L’UE è stata pioniera nel regolamentare il digitale, imponendo limiti alle grandi piattaforme e cercando di contrastarne lo strapotere con misure come il Digital Markets Act (DMA) e il Digital Services Act (DSA). Ma a differenza degli Stati Uniti, dove le grandi aziende tecnologiche sono nate da un forte sostegno governativo – basti pensare al ruolo della DARPA nello sviluppo di internet e della Silicon Valley – e della Cina, che ha adottato un modello di sovranità digitale, l’Europa ha lasciato lo sviluppo del settore quasi esclusivamente alle iniziative private, senza una vera strategia industriale comune né una visione che attribuisse alle infrastrutture digitali un valore strategico di qualche tipo.
Cosa fare
L’Europa non ha avuto il suo Google, il suo Facebook o il suo Alibaba, ma le sfide dell’intelligenza artificiale e dei computer quantici – a titolo esemplificativo – potrebbero rappresentare un’opportunità per non ripetere gli stessi errori. Il rischio è che anche queste rivoluzioni tecnologiche vengano dominate da Stati Uniti e Cina, lasciando l’Europa ancora una volta in una posizione di dipendenza tecnologica e di conseguente sudditanza geopolitica.
Non è sarebbe dunque solo una questione economica, ma di sovranità e di libertà, in un mondo che vede di fatto superati gli equilibri sanciti dal Patto Atlantico e in cui chi controlla la tecnologia controlla i dati, le infrastrutture e l’economia.
Se l’Europa volesse colmare il divario digitale, sarebbe necessario un radicale cambio di rotta e ciò richiederebbe investimenti significativi e mirati. Un’opzione concreta potrebbe essere quella di rivedere la programmazione europea, rimpinguando o rimodulando il bilancio europeo. Ad esempio, se anche solo il 20% della PAC fosse riallocato all’IA, l’Europa potrebbe disporre di più di 75 miliardi di euro per varare un Piano Europeo per l’Intelligenza Artificiale, in grado di stimolare la nascita di campioni tecnologici europei.

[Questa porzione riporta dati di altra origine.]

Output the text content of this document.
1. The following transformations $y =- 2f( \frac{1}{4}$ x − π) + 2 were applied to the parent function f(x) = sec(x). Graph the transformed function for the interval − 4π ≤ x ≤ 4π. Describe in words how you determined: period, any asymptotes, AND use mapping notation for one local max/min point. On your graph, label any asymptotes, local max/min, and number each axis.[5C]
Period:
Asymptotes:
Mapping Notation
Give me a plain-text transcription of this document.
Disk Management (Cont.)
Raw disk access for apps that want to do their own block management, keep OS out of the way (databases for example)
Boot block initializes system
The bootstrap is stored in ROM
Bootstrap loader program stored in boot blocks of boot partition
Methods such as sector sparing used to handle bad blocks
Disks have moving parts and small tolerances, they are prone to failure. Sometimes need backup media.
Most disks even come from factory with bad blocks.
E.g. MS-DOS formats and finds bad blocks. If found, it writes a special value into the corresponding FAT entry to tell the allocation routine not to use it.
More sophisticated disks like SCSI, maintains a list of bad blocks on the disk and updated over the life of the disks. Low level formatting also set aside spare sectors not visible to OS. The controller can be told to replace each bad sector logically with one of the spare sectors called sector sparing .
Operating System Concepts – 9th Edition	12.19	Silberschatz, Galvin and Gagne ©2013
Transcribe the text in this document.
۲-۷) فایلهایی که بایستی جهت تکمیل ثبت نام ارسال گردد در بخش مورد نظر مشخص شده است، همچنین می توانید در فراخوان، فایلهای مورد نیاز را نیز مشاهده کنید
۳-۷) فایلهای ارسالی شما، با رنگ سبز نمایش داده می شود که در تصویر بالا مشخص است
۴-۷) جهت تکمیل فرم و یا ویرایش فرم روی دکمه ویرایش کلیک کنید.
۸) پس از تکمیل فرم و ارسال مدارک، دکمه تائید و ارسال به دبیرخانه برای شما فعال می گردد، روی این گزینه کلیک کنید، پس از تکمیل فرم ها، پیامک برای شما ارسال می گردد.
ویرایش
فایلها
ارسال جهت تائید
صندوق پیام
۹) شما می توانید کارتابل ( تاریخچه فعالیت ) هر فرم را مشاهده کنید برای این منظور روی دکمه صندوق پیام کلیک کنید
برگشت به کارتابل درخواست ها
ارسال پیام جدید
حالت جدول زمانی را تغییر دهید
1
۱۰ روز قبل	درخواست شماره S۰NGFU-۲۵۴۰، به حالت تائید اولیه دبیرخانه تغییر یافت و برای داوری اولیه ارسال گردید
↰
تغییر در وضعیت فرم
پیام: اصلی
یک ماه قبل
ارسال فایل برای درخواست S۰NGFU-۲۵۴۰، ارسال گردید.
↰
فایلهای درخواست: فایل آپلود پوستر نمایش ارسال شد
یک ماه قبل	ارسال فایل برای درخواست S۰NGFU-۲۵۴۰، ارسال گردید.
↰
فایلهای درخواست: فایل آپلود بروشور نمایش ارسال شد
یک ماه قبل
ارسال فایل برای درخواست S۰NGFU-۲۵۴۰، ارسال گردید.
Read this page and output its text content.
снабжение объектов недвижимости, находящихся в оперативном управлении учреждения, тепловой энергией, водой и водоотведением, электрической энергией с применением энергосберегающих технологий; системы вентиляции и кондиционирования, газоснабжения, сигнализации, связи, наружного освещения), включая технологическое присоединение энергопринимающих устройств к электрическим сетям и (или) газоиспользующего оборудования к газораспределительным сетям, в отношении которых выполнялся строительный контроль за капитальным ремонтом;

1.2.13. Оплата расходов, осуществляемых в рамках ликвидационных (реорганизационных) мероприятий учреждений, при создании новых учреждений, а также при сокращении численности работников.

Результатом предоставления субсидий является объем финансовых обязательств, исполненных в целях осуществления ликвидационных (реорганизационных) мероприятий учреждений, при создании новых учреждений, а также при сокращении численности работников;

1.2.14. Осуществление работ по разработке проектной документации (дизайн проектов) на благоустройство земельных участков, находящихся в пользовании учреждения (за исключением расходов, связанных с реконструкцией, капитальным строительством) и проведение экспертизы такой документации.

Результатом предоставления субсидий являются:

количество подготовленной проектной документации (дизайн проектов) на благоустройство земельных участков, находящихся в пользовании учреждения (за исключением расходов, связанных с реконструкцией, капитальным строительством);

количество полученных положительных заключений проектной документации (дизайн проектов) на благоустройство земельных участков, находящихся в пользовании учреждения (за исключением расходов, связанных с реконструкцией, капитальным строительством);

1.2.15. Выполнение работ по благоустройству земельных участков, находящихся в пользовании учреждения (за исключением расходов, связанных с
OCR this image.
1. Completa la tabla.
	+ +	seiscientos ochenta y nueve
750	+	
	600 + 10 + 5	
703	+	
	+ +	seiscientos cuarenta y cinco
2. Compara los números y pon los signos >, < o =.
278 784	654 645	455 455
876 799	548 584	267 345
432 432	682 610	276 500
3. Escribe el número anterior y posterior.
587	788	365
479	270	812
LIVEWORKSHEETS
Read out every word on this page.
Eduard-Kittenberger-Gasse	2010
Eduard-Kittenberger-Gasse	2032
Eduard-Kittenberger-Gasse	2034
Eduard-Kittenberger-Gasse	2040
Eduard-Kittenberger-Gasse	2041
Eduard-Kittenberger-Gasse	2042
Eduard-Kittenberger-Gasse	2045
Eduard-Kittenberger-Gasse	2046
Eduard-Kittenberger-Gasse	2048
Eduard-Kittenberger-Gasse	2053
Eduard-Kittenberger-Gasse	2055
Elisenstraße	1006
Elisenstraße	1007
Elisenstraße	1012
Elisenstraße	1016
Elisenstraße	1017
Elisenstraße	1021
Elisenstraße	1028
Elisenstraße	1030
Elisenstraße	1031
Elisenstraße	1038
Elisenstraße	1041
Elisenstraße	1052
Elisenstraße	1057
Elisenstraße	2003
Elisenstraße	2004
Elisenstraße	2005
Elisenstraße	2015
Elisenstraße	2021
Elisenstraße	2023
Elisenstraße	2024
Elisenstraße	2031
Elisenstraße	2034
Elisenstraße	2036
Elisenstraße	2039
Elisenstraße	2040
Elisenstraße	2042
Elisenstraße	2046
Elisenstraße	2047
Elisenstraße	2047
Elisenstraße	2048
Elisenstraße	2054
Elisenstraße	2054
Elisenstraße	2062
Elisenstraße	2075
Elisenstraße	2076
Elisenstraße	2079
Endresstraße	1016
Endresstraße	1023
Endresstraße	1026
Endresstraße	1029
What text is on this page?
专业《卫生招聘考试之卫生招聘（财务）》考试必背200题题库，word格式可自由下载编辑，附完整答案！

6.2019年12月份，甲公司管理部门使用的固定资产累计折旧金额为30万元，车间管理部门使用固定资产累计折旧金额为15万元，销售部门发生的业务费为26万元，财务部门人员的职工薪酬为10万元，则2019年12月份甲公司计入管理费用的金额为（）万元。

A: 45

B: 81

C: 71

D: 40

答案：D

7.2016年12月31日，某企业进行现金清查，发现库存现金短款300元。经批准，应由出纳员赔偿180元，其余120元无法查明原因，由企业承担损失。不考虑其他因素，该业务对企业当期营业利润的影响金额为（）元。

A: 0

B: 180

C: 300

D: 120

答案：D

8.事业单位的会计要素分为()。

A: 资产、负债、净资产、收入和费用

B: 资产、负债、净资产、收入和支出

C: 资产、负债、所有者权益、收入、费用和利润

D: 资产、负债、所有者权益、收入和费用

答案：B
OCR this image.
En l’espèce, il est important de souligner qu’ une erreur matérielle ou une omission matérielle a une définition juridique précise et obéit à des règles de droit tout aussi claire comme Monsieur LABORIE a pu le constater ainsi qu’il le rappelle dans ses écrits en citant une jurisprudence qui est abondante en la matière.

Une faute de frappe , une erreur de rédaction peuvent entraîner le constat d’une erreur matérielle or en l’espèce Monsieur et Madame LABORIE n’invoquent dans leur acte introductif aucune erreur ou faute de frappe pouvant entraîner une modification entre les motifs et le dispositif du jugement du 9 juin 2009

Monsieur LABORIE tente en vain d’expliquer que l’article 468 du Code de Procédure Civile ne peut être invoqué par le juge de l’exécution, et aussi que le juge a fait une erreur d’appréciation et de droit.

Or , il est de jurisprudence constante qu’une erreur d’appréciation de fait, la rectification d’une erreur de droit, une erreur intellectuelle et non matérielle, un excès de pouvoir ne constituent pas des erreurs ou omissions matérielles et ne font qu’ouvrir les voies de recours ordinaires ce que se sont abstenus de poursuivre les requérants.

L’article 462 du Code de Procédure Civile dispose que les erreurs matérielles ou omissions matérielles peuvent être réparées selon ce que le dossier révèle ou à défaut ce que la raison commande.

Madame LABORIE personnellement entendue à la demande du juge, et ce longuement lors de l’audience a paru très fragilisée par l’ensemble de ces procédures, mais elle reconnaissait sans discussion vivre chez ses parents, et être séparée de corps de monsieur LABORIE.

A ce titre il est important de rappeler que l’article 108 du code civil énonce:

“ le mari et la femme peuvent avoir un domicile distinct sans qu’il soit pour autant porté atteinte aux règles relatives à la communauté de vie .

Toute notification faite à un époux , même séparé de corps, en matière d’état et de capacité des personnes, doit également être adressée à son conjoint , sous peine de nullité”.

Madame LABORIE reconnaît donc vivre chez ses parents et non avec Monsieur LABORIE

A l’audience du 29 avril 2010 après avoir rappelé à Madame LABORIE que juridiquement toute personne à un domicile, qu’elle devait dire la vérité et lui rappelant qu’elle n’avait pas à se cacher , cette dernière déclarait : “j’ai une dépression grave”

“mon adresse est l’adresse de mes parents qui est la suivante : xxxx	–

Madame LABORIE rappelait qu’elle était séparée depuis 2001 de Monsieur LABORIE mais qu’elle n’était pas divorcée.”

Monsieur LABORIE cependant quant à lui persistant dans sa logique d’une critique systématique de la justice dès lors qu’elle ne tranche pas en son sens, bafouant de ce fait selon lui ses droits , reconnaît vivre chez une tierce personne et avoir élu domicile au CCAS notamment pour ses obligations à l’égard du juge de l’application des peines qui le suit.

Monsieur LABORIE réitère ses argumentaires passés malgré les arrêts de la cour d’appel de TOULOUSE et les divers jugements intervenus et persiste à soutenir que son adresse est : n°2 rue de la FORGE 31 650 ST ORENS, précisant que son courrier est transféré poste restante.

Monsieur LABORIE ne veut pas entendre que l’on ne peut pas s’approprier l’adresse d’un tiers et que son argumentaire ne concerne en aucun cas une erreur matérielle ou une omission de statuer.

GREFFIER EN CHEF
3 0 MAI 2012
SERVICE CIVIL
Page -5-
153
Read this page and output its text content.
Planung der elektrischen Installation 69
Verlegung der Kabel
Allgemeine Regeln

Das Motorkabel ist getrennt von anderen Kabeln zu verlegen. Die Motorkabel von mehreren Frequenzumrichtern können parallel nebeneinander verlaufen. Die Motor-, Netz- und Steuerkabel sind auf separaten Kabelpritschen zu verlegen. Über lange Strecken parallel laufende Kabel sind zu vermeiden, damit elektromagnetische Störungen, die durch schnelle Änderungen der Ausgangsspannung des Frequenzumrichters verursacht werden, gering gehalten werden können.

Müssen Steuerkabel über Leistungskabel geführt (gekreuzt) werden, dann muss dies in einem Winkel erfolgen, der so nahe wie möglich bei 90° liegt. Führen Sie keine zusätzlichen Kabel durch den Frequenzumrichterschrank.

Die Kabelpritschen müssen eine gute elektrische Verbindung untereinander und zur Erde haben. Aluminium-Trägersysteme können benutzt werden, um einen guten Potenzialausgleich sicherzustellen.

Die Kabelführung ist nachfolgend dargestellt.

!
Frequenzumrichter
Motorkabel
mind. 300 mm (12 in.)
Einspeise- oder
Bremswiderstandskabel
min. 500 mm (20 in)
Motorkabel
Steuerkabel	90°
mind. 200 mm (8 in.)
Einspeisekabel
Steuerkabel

Ma non è solo questione di risorse: servono un cambio di paradigma e una visione che favoriscano la crescita delle imprese digitali, incentivino la ricerca applicata e creino un contesto normativo non soffocante. In ballo ci sono l’indipendenza tecnologica, la sicurezza e la libertà dei cittadini europei. La sfida è aperta, ma ancora per poco.